Os custos da produção de sementes transgênicas e o seu patenteamento pelas empresas que as desenvolvem tornam seu acesso difícil a pequenos produtores. “No preço de uma semente transgênica, está embutido o custo de ‘royalties’. Ou seja: ele [o agricultor] pagará pelos direitos intelectuais da empresa. Esse custo é muito elevado para os padrões de uma pequena propriedade”, destaca o professor Luís Carlos.
As empresas também costumam vender as sementes junto com um “pacote tecnológico” que inclui insumos e agrotóxicos específicos para elas, causando um problema de monopólio da tecnologia. Segundo o professor Luís Carlos, as seis maiores empresas mundiais que atuam no ramo de alimentos são também as que se destacam no mercado de transgênicos, pois controlam 60% do mercado de sementes e aproximadamente 70% do mercado de insumos, pesticidas e agrotóxicos.

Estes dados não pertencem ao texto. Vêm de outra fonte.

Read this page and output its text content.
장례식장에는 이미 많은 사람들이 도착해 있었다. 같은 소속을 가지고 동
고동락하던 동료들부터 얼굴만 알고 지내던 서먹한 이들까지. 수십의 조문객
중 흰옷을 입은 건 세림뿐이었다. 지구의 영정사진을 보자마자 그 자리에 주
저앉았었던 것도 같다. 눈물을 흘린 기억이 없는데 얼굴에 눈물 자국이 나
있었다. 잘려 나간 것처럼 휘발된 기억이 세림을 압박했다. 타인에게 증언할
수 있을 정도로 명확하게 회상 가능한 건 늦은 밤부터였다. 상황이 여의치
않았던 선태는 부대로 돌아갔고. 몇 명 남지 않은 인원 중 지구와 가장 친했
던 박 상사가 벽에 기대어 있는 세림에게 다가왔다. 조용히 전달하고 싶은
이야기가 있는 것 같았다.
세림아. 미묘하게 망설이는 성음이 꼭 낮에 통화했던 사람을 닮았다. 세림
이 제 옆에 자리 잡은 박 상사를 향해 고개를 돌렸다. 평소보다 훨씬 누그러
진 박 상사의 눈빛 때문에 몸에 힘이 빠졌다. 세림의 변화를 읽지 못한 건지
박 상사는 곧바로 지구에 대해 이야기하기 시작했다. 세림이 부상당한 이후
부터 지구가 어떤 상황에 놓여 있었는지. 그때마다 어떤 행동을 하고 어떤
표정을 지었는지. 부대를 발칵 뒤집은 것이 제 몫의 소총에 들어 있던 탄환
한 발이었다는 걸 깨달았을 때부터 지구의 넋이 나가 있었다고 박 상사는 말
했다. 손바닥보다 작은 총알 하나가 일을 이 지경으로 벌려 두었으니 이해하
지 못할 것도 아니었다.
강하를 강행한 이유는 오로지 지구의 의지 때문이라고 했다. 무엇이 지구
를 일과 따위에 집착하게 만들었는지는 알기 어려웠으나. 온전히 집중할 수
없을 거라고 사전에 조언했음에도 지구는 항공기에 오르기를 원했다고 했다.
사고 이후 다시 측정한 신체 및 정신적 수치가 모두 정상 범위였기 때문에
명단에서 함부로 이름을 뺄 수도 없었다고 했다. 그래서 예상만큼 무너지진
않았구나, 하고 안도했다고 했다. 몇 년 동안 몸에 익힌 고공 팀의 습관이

A transgenia pode impactar, ainda, a variedade do que comemos. Com a produção em larga escala de poucas variedades e seu uso como ingrediente para vários alimentos, corre-se o risco de ocorrer a chamada “monotonia alimentar”: uma alimentação com pouca variedade de produtos e, por consequência, de nutrientes. “Na história humana, já consumimos mais de 10 mil espécies diferentes de vegetais, mas hoje são selecionados aqueles que têm mais durabilidade e são mais rentáveis. Isso tem trazido uma monotonia para nossa alimentação”, comenta a professora Gladis Slonski.
Uma possibilidade que a transgenia traz, porém, é o aumento da qualidade nutricional do produto, melhorando sua aparência e conteúdo nutricional.